Les modes d’emploi du travail
De la définition d’« action collective » à celle de « ville », le
Dictionnaire du travail constitue une plongée ambitieuse (et plutôt réussie) dans la construction d’un fait social et culturel majeur. On le constate avec cette brique d’érudition et d’analyses, la notion de travail est polysémique et même contradictoire dans ses définitions. Toutes les sciences humaines et sociales ont été mobilisées pour confectionner ce corpus de plus de 140 entrées.
Le pari des grands architectes de l’ouvrage (les sociologues Antoine Bevort, Annette Jobert, Michel Lallement et Arnaud Mias) est de frotter les questions du travail à l’anthropologie, l’histoire, la linguistique, la démographie, les sciences politiques et éco-sociales, le juridique, ou encore la psychologie sociale. «
Si la notion de travail provoque si aisément la discussion, c’est non seulement parce qu’il s’agit d’une expérience largement partagée mais aussi parce que sa définition ne fait pas consensus » prévient ainsi le directoire de l’ouvrage.
Transformer le monde et soi-même
La notion telle qu’imposée provient des mouvements d’industrialisation entamés au XVII
e siècle, mais
Homo Faber a plus d’un emploi dans son sac. Il existe même des sociétés où le travail n’a aucun sens, d’autres encore où le travail révèle la perte de sens de l’individu ou même de l’humanité. Le travail est à la fois un «
accomplissement pratique », (transformer le monde, délivrer des services à ses semblables), mais aussi une «
implication subjective » (l’homme se transforme lui-même en travaillant).

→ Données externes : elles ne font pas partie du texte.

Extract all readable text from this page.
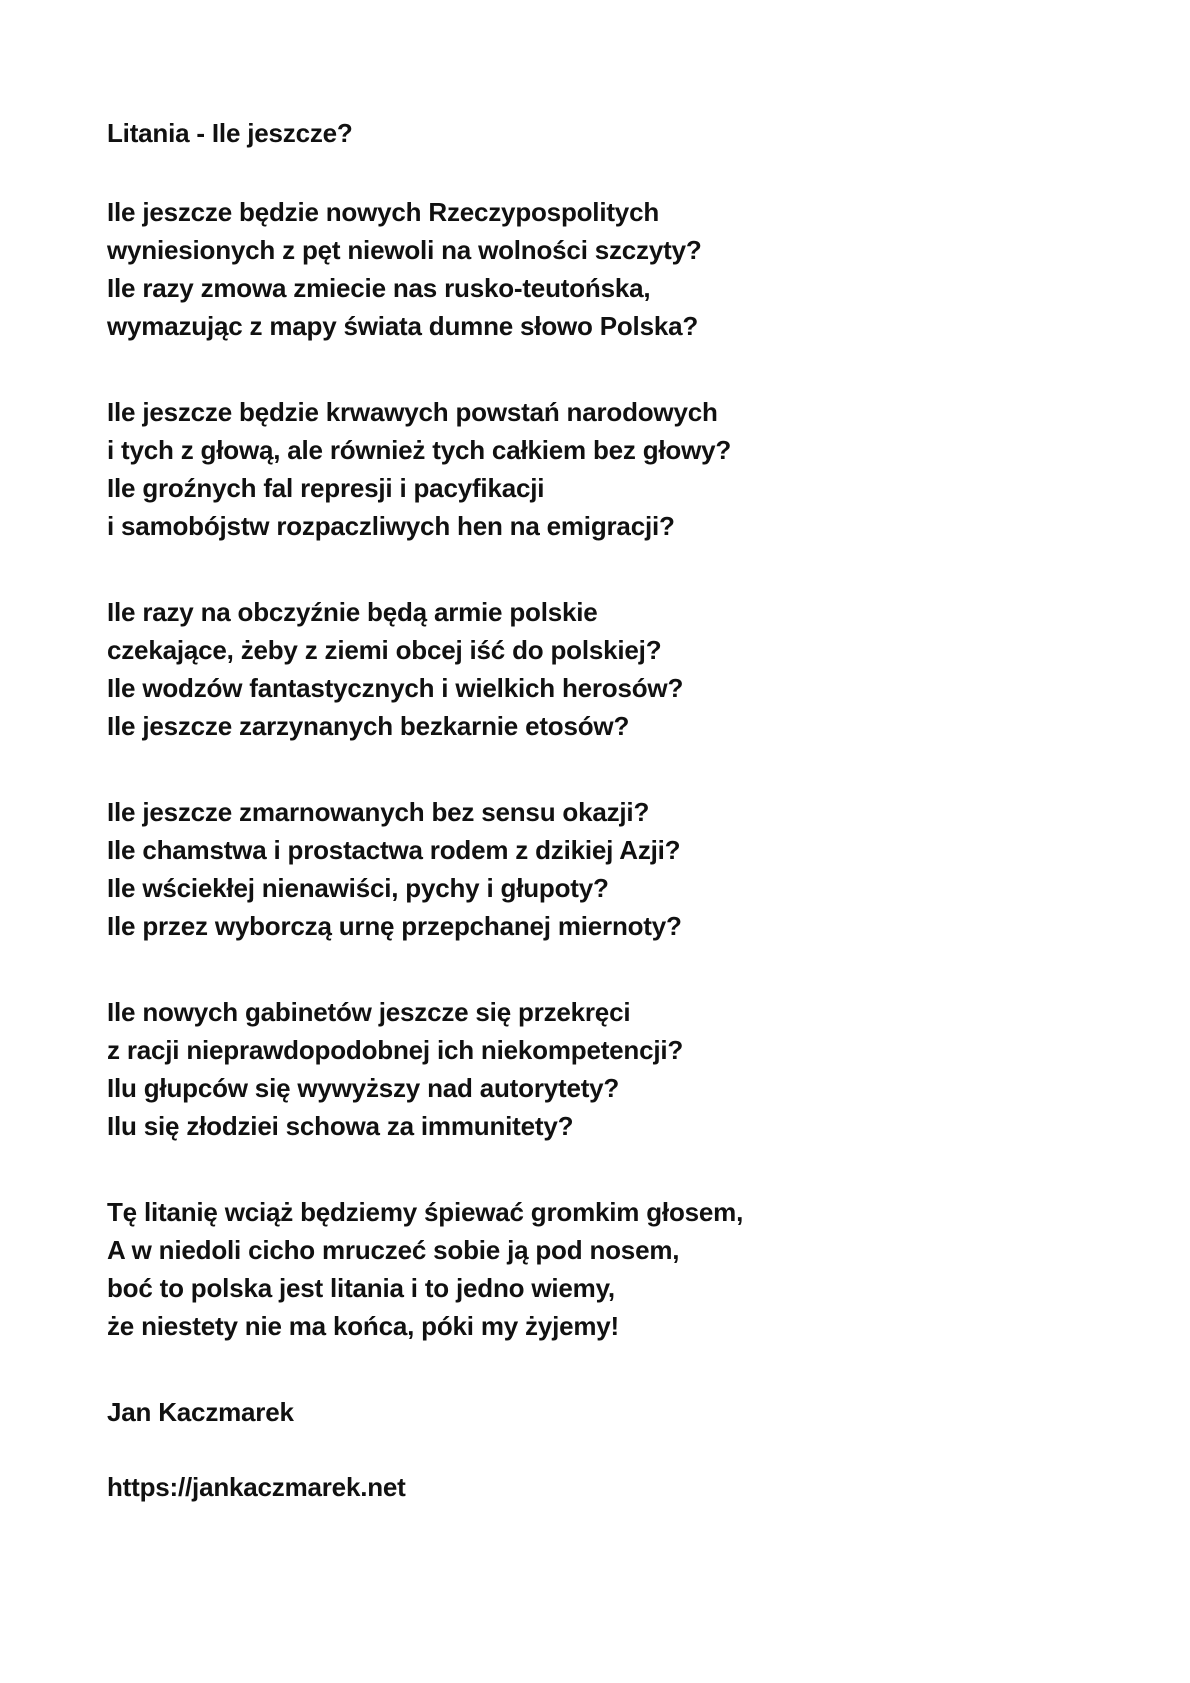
Litania - Ile jeszcze?
Ile jeszcze będzie nowych Rzeczypospolitych
wyniesionych z pęt niewoli na wolności szczyty?
Ile razy zmowa zmiecie nas rusko-teutońska,
wymazując z mapy świata dumne słowo Polska?
Ile jeszcze będzie krwawych powstań narodowych
i tych z głową, ale również tych całkiem bez głowy?
Ile groźnych fal represji i pacyfikacji
i samobójstw rozpaczliwych hen na emigracji?
Ile razy na obczyźnie będą armie polskie
czekające, żeby z ziemi obcej iść do polskiej?
Ile wodzów fantastycznych i wielkich herosów?
Ile jeszcze zarzynanych bezkarnie etosów?
Ile jeszcze zmarnowanych bez sensu okazji?
Ile chamstwa i prostactwa rodem z dzikiej Azji?
Ile wściekłej nienawiści, pychy i głupoty?
Ile przez wyborczą urnę przepchanej miernoty?
Ile nowych gabinetów jeszcze się przekręci
z racji nieprawdopodobnej ich niekompetencji?
Ilu głupców się wywyższy nad autorytety?
Ilu się złodziei schowa za immunitety?
Tę litanię wciąż będziemy śpiewać gromkim głosem,
A w niedoli cicho mruczeć sobie ją pod nosem,
boć to polska jest litania i to jedno wiemy,
że niestety nie ma końca, póki my żyjemy!
Jan Kaczmarek
https://jankaczmarek.net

Avec le chômage de masse, le travail à plusieurs vitesses ou temporalités, et l’explosion des statuts de travailleurs mais aussi la faculté de changer de métier, sont apparues bien d’autres implications et phénomènes. Le regard posé sur l’opposition travail/hors travail génère les questions de fond sur les temps sociaux et les identités. Le travail contemporain a révélé aussi un continent très serré de règles, conférant droits et devoirs et mit l’accent sur le rapport social qui «
met en jeu des relations de natures multiples (échange économique, coopération, domination ou subordination) entre des individus, des communautés productives ou encore des classes sociales. »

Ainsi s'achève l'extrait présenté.